On the campaign trail, Trump lamented that America doesn't win anymore and that only a winner like him — so successful in business, in television ratings, in romancing and marrying models, in remaining relevant in popular culture for over three decades — could successfully address the concerns of "real Americans." Whether the problem ailing his base was criminals ravaging their cities, illegal immigrants raping their women and stealing their jobs, or refugees from war-torn countries coming to impose sharia law on the Bible Belt, Trump promised that he alone could fix it, because he is a winner.
On Tuesday, when the Trump administration announced the president's intention to kill DACA (Deferred Action for Childhood Arrival), he gave his base a win. But he also brutishly reneged on a promise made by the Obama administration to uniquely vulnerable people — undocumented immigrants who came to this country as children — to trust the government, come out of the shadows, and embrace a path to citizenship. This betrayal is red meat for Trump's nativist base that irrationally considers all immigration to be a threat to both working-class employment and Western civilization.
Yet because of its wanton cruelty, the move has rankled even a number of high-ranking congressional Republicans, including Speaker of the House Paul Ryan (R-Wis.) and the pro-Trump immigration hawk Sen. Orrin Hatch (R-Utah) — both of whom vigorously opposed President Obama's executive order creating DACA, but both of whom feel it is Congress' place to address the issue through legislation, rather than uprooting the lives of 800,000 young immigrants, many of whom know no other country than America.
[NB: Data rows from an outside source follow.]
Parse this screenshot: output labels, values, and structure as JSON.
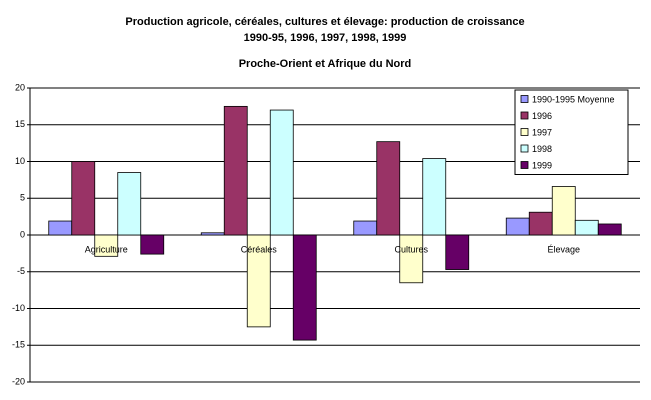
{
  "chart_data": {
    "type": "bar",
    "title_lines": [
      "Production agricole, céréales, cultures et élevage: production de croissance",
      "1990-95, 1996, 1997, 1998, 1999",
      "Proche-Orient et Afrique du Nord"
    ],
    "categories": [
      "Agriculture",
      "Céréales",
      "Cultures",
      "Élevage"
    ],
    "series": [
      {
        "name": "1990-1995 Moyenne",
        "color": "#9999ff",
        "values": [
          1.9,
          0.3,
          1.9,
          2.3
        ]
      },
      {
        "name": "1996",
        "color": "#993366",
        "values": [
          10,
          17.5,
          12.7,
          3.1
        ]
      },
      {
        "name": "1997",
        "color": "#ffffcc",
        "values": [
          -2.9,
          -12.5,
          -6.5,
          6.6
        ]
      },
      {
        "name": "1998",
        "color": "#ccffff",
        "values": [
          8.5,
          17,
          10.4,
          2.0
        ]
      },
      {
        "name": "1999",
        "color": "#660066",
        "values": [
          -2.6,
          -14.3,
          -4.7,
          1.5
        ]
      }
    ],
    "ylim": [
      -20,
      20
    ],
    "yticks": [
      -20,
      -15,
      -10,
      -5,
      0,
      5,
      10,
      15,
      20
    ],
    "grid": true,
    "legend": "top-right"
  }
}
The fact that among these 800,000 "DREAMers" (named for the Development, Relief, and Education for Alien Minors Act) are valedictorians, military veterans, and doctors makes no difference to Trump or his nationalist allies. Nor does it matter to them that entire families are put at risk for deportation by this action. To hardcore Trumpists, DREAMers are just budding rapists or murderers, and ours is a country of secure borders and the rule of law, so they must all pay.
Winning and cruelty go hand in hand with Trump, and a policy doesn't even have to be successful to be considered a win, it just has to be needlessly vicious. In authorizing Attorney General Jeff Sessions to reboot the failed and bipartisanly despised war on drugs, Trump ignores the fact that punitive prohibition has contributed to the bloating of prison populations, ravaged inner cities, and turned local police agencies into militarized occupying armies. To Trump, the only reason armies don't win is because their hands are tied, and Trump supports Sessions' quixotic determination to win the drug war through vigorous enforcement and punishment.
The sudden and shocking moment in January when Trump suspended the U.S. refugee admissions program and halted visitors from seven predominantly Muslim countries — including U.S. green card holders and people already on planes — was cruel, impractical, and sowed chaos. Though it interfered with businesses and educational institutions, it was a Trumpist's win, because the president demonstrated to his base that he's the type of guy who will wield the blunt force of presidential power without so much as thinking it through.
When Trump announced his ban on transgender troops in the military, and the removal of the approximately 1,000 already serving, the evangelicals who swallowed their sense of morality and voted for the philandering vulgarian with the penchant for sexual harassment were rewarded with a pointlessly cruel policy that the U.S. military neither asked for nor wanted. But still, winning.
Upon pardoning Sheriff Joe Arpaio — who abused his state-granted power to violate constitutional rights as a matter of policy — the president praised the disgraced sheriff's toughness. Though Arpaio's sadism included (but was not limited to) placing women and children in chain gangs, feeding detainees barely subsistence-level amounts of food, and housing them outdoors in what he called "concentration camps" under scorching Arizona heat (157 people would die while in custody on Arpaio's watch), Trump admires a man who knows how to punish people. As does Trump's base, and because it so outraged "the media" and "liberals," the presidential pardon of an unrepentant convicted criminal can be sold as more of that promised winning.
The deportation of the DREAMers — should it come to pass — would be a national stain on the honor of the United States for all time. Even Republican congressional leaders who opposed President Obama's creation of DACA recognize that simply repealing it is savagely inhumane, and while they can attempt to distance themselves from Trump's cruelty to their hearts' content, it won't matter to Team #MAGA. The more the president inflicts pain, the more they'll be convinced they are winning.